You’ll find the hotel on top of the Guardian Art Center in central Beijing, overlooking the tiled roofs of the Forbidden City.
The best place to touch down is Beijing Capital International Airport, which can be reached directly from London Heathrow. It takes around 40 minutes to drive from the airport to the hotel; one-way transfers in an Audi A6 are CNY 700.
Beijing South Railway Station, the largest in the city, is a 25-minute drive away. High-speed services arrive here from Shanghai, stopping of Ji’nan and Nanjing on the way.
You won’t need (or want) a car in Beijing. The city has extensive public transport and any dreams of enjoying open roads will be swiftly curtailed by traffic.
Worth getting out of bed for
Perched on the edge of the Forbidden City, Puxuan taps into Beijing’s illustrious past, channeling a serene and stately mood that defies the frantic nature of the modern city. Part of the hotel’s ‘hostmanship’ concept is to offer a modern sort of luxury that’s flexible and tailored to you – so start by ordering breakfast to your room, where you’ll be able to watch the city come to life. After spending the morning exploring the Forbidden City, return for fragrant refreshments in the Tea Room, which gives China’s most famous export its full ceremonial due; book one of the private tasting areas for the most immersive experience. Afterwards, ride the zen flow straight to spa, where the treatments borrow from ancient healing and cutting-edge science.

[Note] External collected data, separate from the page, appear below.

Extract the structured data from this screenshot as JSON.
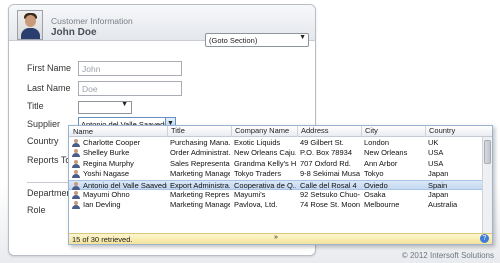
{
  "header": {
    "subtitle": "Customer Information",
    "name": "John Doe",
    "goto_value": "(Goto Section)"
  },
  "form": {
    "first_name_label": "First Name",
    "first_name_value": "John",
    "last_name_label": "Last Name",
    "last_name_value": "Doe",
    "title_label": "Title",
    "title_value": "",
    "supplier_label": "Supplier",
    "supplier_value": "Antonio del Valle Saavedra",
    "country_label": "Country",
    "reports_to_label": "Reports To",
    "department_label": "Department",
    "role_label": "Role"
  },
  "grid": {
    "columns": [
      "Name",
      "Title",
      "Company Name",
      "Address",
      "City",
      "Country"
    ],
    "rows": [
      [
        "Charlotte Cooper",
        "Purchasing Mana...",
        "Exotic Liquids",
        "49 Gilbert St.",
        "London",
        "UK"
      ],
      [
        "Shelley Burke",
        "Order Administrat...",
        "New Orleans Caju...",
        "P.O. Box 78934",
        "New Orleans",
        "USA"
      ],
      [
        "Regina Murphy",
        "Sales Representa...",
        "Grandma Kelly's H...",
        "707 Oxford Rd.",
        "Ann Arbor",
        "USA"
      ],
      [
        "Yoshi Nagase",
        "Marketing Manager",
        "Tokyo Traders",
        "9-8 Sekimai Musas...",
        "Tokyo",
        "Japan"
      ],
      [
        "Antonio del Valle Saavedra",
        "Export Administra...",
        "Cooperativa de Q...",
        "Calle del Rosal 4",
        "Oviedo",
        "Spain"
      ],
      [
        "Mayumi Ohno",
        "Marketing Repres...",
        "Mayumi's",
        "92 Setsuko Chuo-...",
        "Osaka",
        "Japan"
      ],
      [
        "Ian Devling",
        "Marketing Manager",
        "Pavlova, Ltd.",
        "74 Rose St. Moon...",
        "Melbourne",
        "Australia"
      ]
    ],
    "selected_row": 4,
    "footer_text": "15 of 30 retrieved.",
    "footer_chevron": "»",
    "help_glyph": "?"
  },
  "copyright": "© 2012 Intersoft Solutions"
}
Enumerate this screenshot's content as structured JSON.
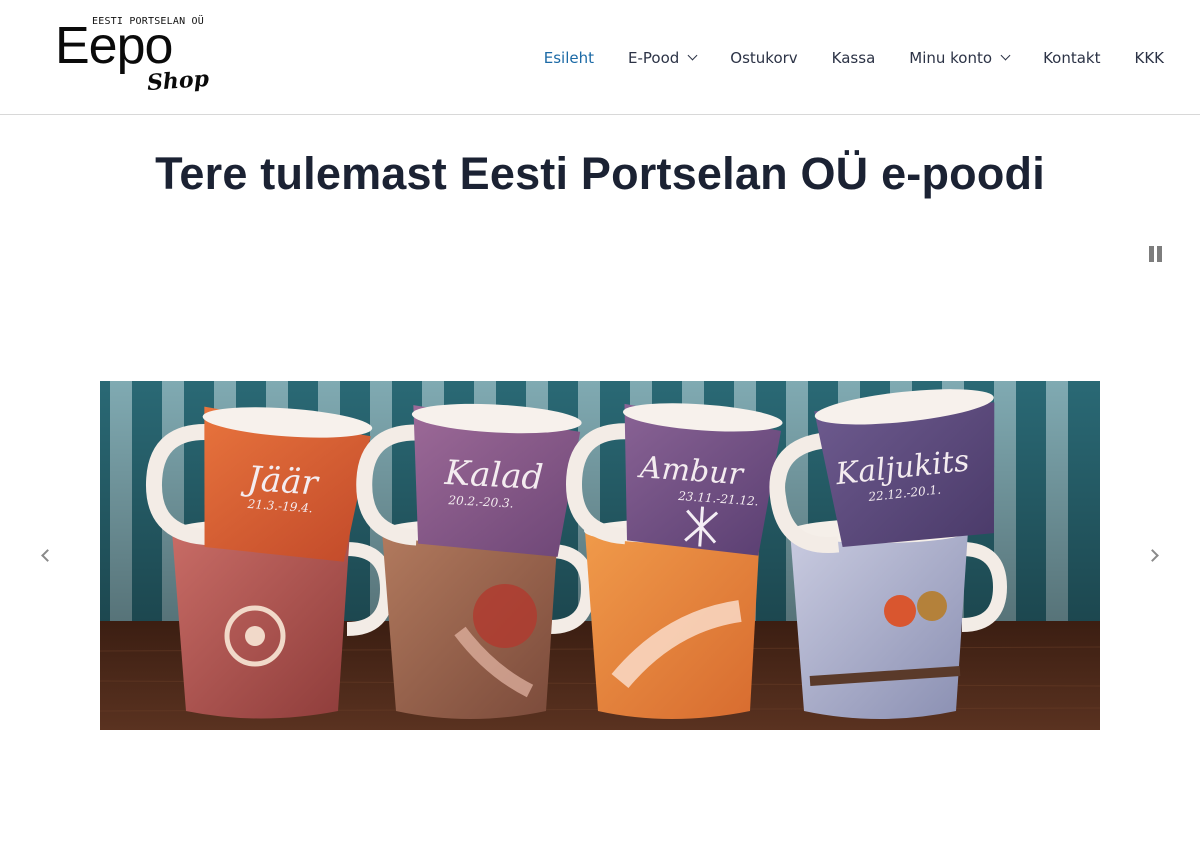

The Forbidden City might be just outside, but you needn’t leave the building at all to get a culture kick. Puxuan is built on top of the Guardian Art Center, a museum, gallery space and auction house rolled into one. The centre’s focus is on homegrown artwork and antiques, and if you’re in the market, you’ll be pleased to hear that the safe in your room is big enough for a small painting or two… The National Art Museum is a short stroll away, but for a more off-the-beaten-track experience, try the 798 Art District in Dashanzi. This collection of galleries and studios has been fashioned out of former state-owned factories, including the eponymous Factory 798, which once produced electronics. Now grown into a microcosmic world with its own bars and restaurants, 798 has become synonymous with all that is cutting-edge in China’s contemporary art and design scene, attracting international attention from those in the know. If you’re looking to escape the city for a day, ask the concierge to arrange a day trip to one of the lesser-visited areas of the Great Wall, such as Jinshanling or Gubeikou, where the wall has never been reconstructed. If you’re lucky, you’ll have a section of the wall practically to yourself, and the crumbling, overgrown stone has a much more authentic look than the more touristy areas.
Café Zarah is a coffee shop, restaurant and art gallery that unites old Beijing with the new, occupying the shell of a traditional courtyard house that’s been brought back to life with the help of concrete and blackened steel. Stop in for a craft coffee or one of their Continental breakfast dishes, which are best enjoyed in the peaceful courtyard. For lunch, try Dadong Roast Duck, a restaurant dedicated to...well, you guessed it. The argument about Beijing’s best duck place is forever raging, but you can count on Dadong’s name being thrown into the ring every time it erupts. The restaurant prides itself on sourcing birds that are leaner than average, giving the meat a firmer texture than some of its rivals. For dinner, try Susu, another courtyard house that’s been brought into the 21st century, this time converted into a Vietnamese-inspired eatery. The team of young chefs turn out delicately-spiced spring rolls, flavoursome pho and hearty clay pots with gusto, and the bar staff shake cocktails infused with homemade syrups and bitters. For authentic Yunnan folk cuisine, book a table at Lost Heaven, the Beijing branch of this famous Shanghai restaurant. The spices may have been adjusted for international diners, but the recipes are rooted in tradition, drawing on the cuisine of the region’s minority tribes. For fine-ding, try Jing Yaa Tang, an Alan Yau restaurant known for its excellent Beijing roast duck, or TRB Hutong, where refined mod-European dishes are served in a 600-year-old temple.